Kein Verstoß gegen die Wohnsitz­vor­aus­set­zungen – In Polen ausgestellte Fahrerlaubnis muss in Deutschland anerkannt werdenKlage in Sachen „Führer­schein­tou­rismus“ erfolgreich

Ein von den Mitgliedstaaten der Europäischen Union ausgestellter Führerscheine ist grundsätzlich ohne jede Formalität anzuerkennen. Von diesem Grundsatz ist nur dann abzuweichen, wenn der neue Führerschein unter Missachtung der so genannten Wohnsitz­vor­aus­set­zungen ausgestellt worden ist. Dies geht aus einer Entscheidung des Oberver­wal­tungs­ge­richts Sachsen-Anhalt hervor.

Im zugrunde liegenden Streitfall war der Klägerin im Jahr 2000 in Deutschland die Fahrerlaubnis entzogen worden. Zwischen 2000 und 2002 wurde sie mehrfach wegen Fahrens ohne Fahrerlaubnis verurteilt. Nach Ablauf der in den Urteilen verhängten Sperrfrist erwarb die Klägerin im Jahr 2004 in Polen eine Fahrerlaubnis. In dem Führerschein war ein polnischer Wohnort eingetragen.

Fahrer­laub­nis­behörde untersagt Gebrauch der Fahrerlaubnis nach verweigerter Vorlage eines medizinisch-psychologischen Gutachtens

Im Jahr 2005 forderte die zuständige deutsche Fahrerlaubnisbehörde die zu diesem Zeitpunkt in Deutschland lebende Klägerin unter Hinweis auf die von ihr zwischen 2000 und 2002 begangenen Verkehr­s­s­traftaten auf, ein medizinisch-psychologisches Gutachten vorzulegen.
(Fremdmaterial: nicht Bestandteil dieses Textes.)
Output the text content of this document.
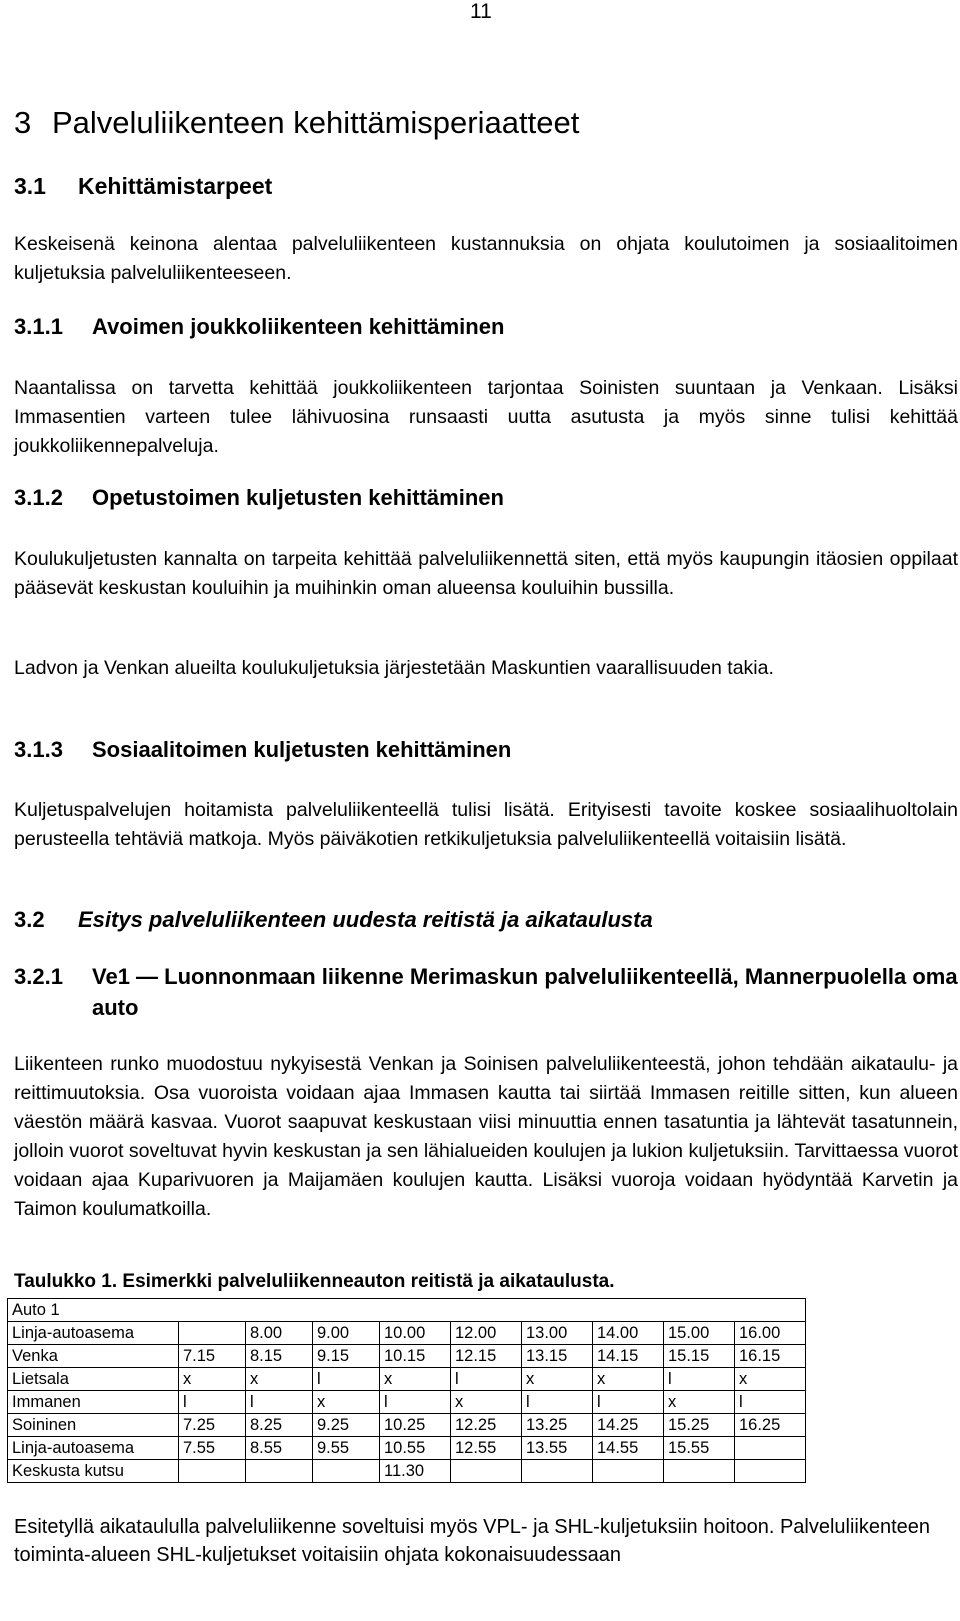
11
3 Palveluliikenteen kehittämisperiaatteet
3.1 Kehittämistarpeet
Keskeisenä keinona alentaa palveluliikenteen kustannuksia on ohjata koulutoimen ja sosiaalitoimen kuljetuksia palveluliikenteeseen.
3.1.1 Avoimen joukkoliikenteen kehittäminen
Naantalissa on tarvetta kehittää joukkoliikenteen tarjontaa Soinisten suuntaan ja Venkaan. Lisäksi Immasentien varteen tulee lähivuosina runsaasti uutta asutusta ja myös sinne tulisi kehittää joukkoliikennepalveluja.
3.1.2 Opetustoimen kuljetusten kehittäminen
Koulukuljetusten kannalta on tarpeita kehittää palveluliikennettä siten, että myös kaupungin itäosien oppilaat pääsevät keskustan kouluihin ja muihinkin oman alueensa kouluihin bussilla.
Ladvon ja Venkan alueilta koulukuljetuksia järjestetään Maskuntien vaarallisuuden takia.
3.1.3 Sosiaalitoimen kuljetusten kehittäminen
Kuljetuspalvelujen hoitamista palveluliikenteellä tulisi lisätä. Erityisesti tavoite koskee sosiaalihuoltolain perusteella tehtäviä matkoja. Myös päiväkotien retkikuljetuksia palveluliikenteellä voitaisiin lisätä.
3.2 Esitys palveluliikenteen uudesta reitistä ja aikataulusta
3.2.1 Ve1 — Luonnonmaan liikenne Merimaskun palveluliikenteellä, Mannerpuolella oma auto
Liikenteen runko muodostuu nykyisestä Venkan ja Soinisen palveluliikenteestä, johon tehdään aikataulu- ja reittimuutoksia. Osa vuoroista voidaan ajaa Immasen kautta tai siirtää Immasen reitille sitten, kun alueen väestön määrä kasvaa. Vuorot saapuvat keskustaan viisi minuuttia ennen tasatuntia ja lähtevät tasatunnein, jolloin vuorot soveltuvat hyvin keskustan ja sen lähialueiden koulujen ja lukion kuljetuksiin. Tarvittaessa vuorot voidaan ajaa Kuparivuoren ja Maijamäen koulujen kautta. Lisäksi vuoroja voidaan hyödyntää Karvetin ja Taimon koulumatkoilla.
Taulukko 1. Esimerkki palveluliikenneauton reitistä ja aikataulusta.
Auto 1									
Linja-autoasema		8.00	9.00	10.00	12.00	13.00	14.00	15.00	16.00
Venka	7.15	8.15	9.15	10.15	12.15	13.15	14.15	15.15	16.15
Lietsala	x	x	l	x	l	x	x	l	x
Immanen	l	l	x	l	x	l	l	x	l
Soininen	7.25	8.25	9.25	10.25	12.25	13.25	14.25	15.25	16.25
Linja-autoasema	7.55	8.55	9.55	10.55	12.55	13.55	14.55	15.55	
Keskusta kutsu				11.30					
Esitetyllä aikataululla palveluliikenne soveltuisi myös VPL- ja SHL-kuljetuksiin hoitoon. Palveluliikenteen toiminta-alueen SHL-kuljetukset voitaisiin ohjata kokonaisuudessaan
Nachdem sich die Klägerin geweigert hatte, das Gutachten vorzulegen, untersagte ihr die beklagte Stadt im Jahr 2006, von der polnischen Fahrerlaubnis in der Bundesrepublik Deutschland Gebrauch zu machen.
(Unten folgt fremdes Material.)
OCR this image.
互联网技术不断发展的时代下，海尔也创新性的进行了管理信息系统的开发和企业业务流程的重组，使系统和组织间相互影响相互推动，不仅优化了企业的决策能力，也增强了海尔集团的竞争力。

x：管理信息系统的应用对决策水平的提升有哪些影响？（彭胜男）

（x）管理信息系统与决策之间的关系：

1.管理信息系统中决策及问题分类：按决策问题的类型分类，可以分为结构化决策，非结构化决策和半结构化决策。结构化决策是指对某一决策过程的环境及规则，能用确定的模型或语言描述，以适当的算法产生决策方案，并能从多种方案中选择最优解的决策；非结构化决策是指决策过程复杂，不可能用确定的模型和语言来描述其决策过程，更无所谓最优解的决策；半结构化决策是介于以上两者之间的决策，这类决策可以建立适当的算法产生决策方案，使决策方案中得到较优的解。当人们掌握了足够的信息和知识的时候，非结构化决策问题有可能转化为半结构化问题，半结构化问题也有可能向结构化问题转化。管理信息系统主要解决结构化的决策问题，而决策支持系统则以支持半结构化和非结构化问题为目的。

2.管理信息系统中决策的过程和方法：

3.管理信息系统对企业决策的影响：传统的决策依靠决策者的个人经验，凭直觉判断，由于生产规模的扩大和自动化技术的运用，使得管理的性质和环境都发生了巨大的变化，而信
VG: Deutschen Behörde musste Fahrerlaubnis nicht anerkennen

Eine gegen diesen Bescheid erhobene Klage vor dem Verwal­tungs­gericht Magdeburg blieb erfolglos. Das Verwal­tungs­gericht führte unter anderem aus, dass die polnische Fahrerlaubnis von der deutschen Behörde nicht anzuerkennen gewesen sei, da nicht nachgewiesen sei, dass die Klägerin im Jahr 2004 185 Tage ihren Wohnsitz in Polen hatte, was nach den Rechts­vor­schriften der Europäischen Union erforderlich gewesen sei.
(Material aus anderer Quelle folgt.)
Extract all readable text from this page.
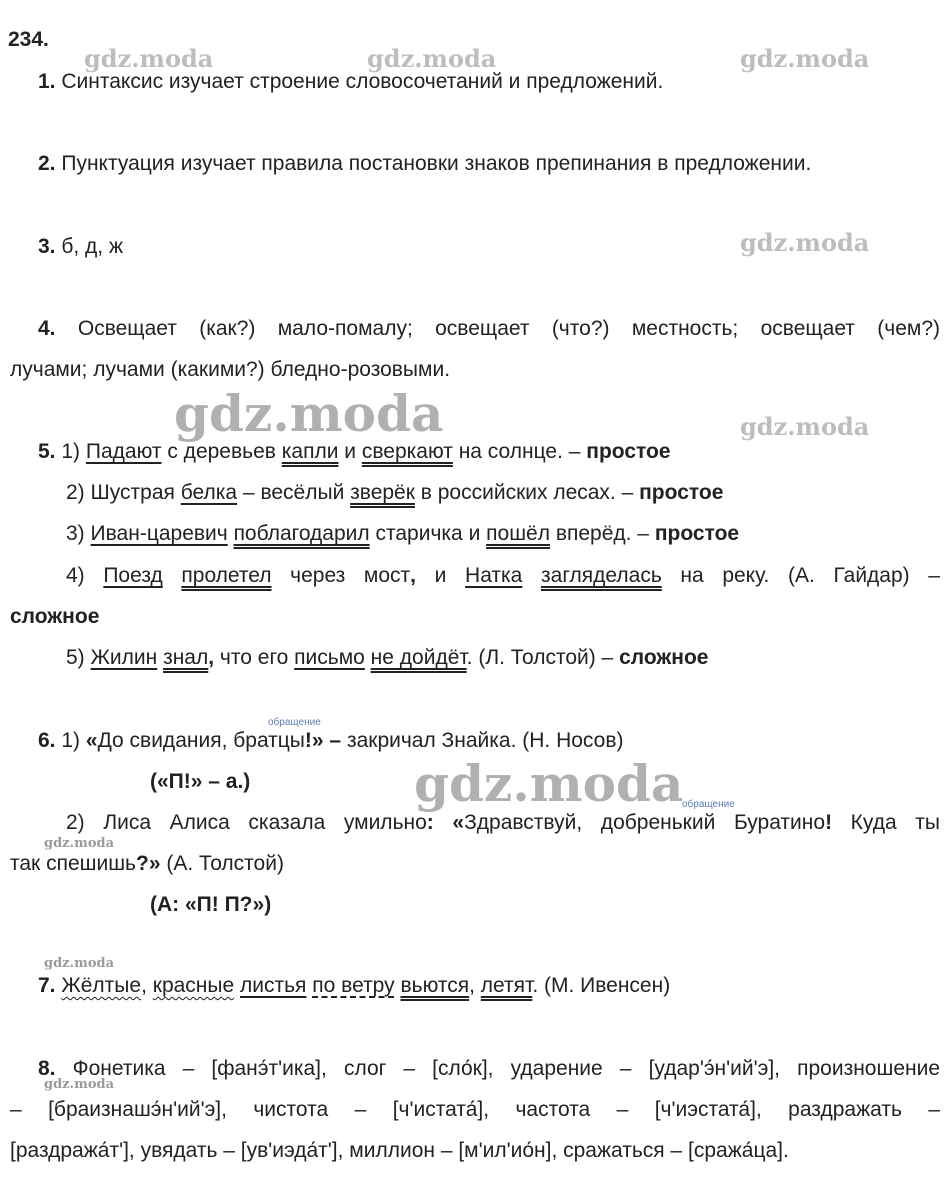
gdz.moda	gdz.moda	gdz.moda
gdz.moda
gdz.moda	gdz.moda
gdz.moda
gdz.moda
gdz.moda
gdz.moda
234.
1. Синтаксис изучает строение словосочетаний и предложений.
2. Пунктуация изучает правила постановки знаков препинания в предложении.
3. б, д, ж
4. Освещает (как?) мало-помалу; освещает (что?) местность; освещает (чем?)
лучами; лучами (какими?) бледно-розовыми.
5. 1) Падают с деревьев капли и сверкают на солнце. – простое
2) Шустрая белка – весёлый зверёк в российских лесах. – простое
3) Иван-царевич поблагодарил старичка и пошёл вперёд. – простое
4) Поезд пролетел через мост, и Натка загляделась на реку. (А. Гайдар) –
сложное
5) Жилин знал, что его письмо не дойдёт. (Л. Толстой) – сложное
обращение
6. 1) «До свидания, братцы!» – закричал Знайка. (Н. Носов)
(«П!» – а.)
обращение
2) Лиса Алиса сказала умильно: «Здравствуй, добренький Буратино! Куда ты
так спешишь?» (А. Толстой)
(А: «П! П?»)
7. Жёлтые, красные листья по ветру вьются, летят. (М. Ивенсен)
8. Фонетика – [фанэ́т'ика], слог – [сло́к], ударение – [удар'э́н'ий'э], произношение
– [браизнашэ́н'ий'э], чистота – [ч'истата́], частота – [ч'иэстата́], раздражать –
[раздража́т'], увядать – [ув'иэда́т'], миллион – [м'ил'ио́н], сражаться – [сража́ца].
Verletzung der Wohnsit­zer­for­dernis nicht feststellbar

Auf die Berufung der Klägerin hat das Oberver­wal­tungs­gericht des Landes Sachsen-Anhalt der Klage stattgeben und den Bescheid aufgehoben. Zur Begründung hat das Oberver­wal­tungs­gericht ausgeführt, dass nach der Rechtsprechung des Europäischen Gerichtshofs die von den Mitgliedstaaten der Europäischen Union ausgestellten Führerscheine grundsätzlich ohne jede Formalität anzuerkennen seien. Von diesem Grundsatz könne nur unter engen Voraussetzungen abgewichen werden, so u. a. dann, wenn der neue Führerschein unter Missachtung der in der so genannten Führerschein-Richtlinie aufgestellten Wohnsitz­vor­aus­set­zungen ausgestellt worden sei. Darüber hinaus sei es einem Mitgliedstaat verwehrt, die Anerkennung eines in einem anderen Mitgliedstaat ausgestellten Führerscheins zu verweigern, wenn nicht aufgrund von Angaben im Führerschein selbst oder anderen vom Ausstel­ler­mit­gliedstaat (hier Polen) herrührenden unbestreitbaren Informationen feststehe, dass das Wohnsit­zer­for­dernis verletzt worden sei. Eine derartige Verletzung konnte der Senat im zu entscheidenden Fall indes nicht feststellen.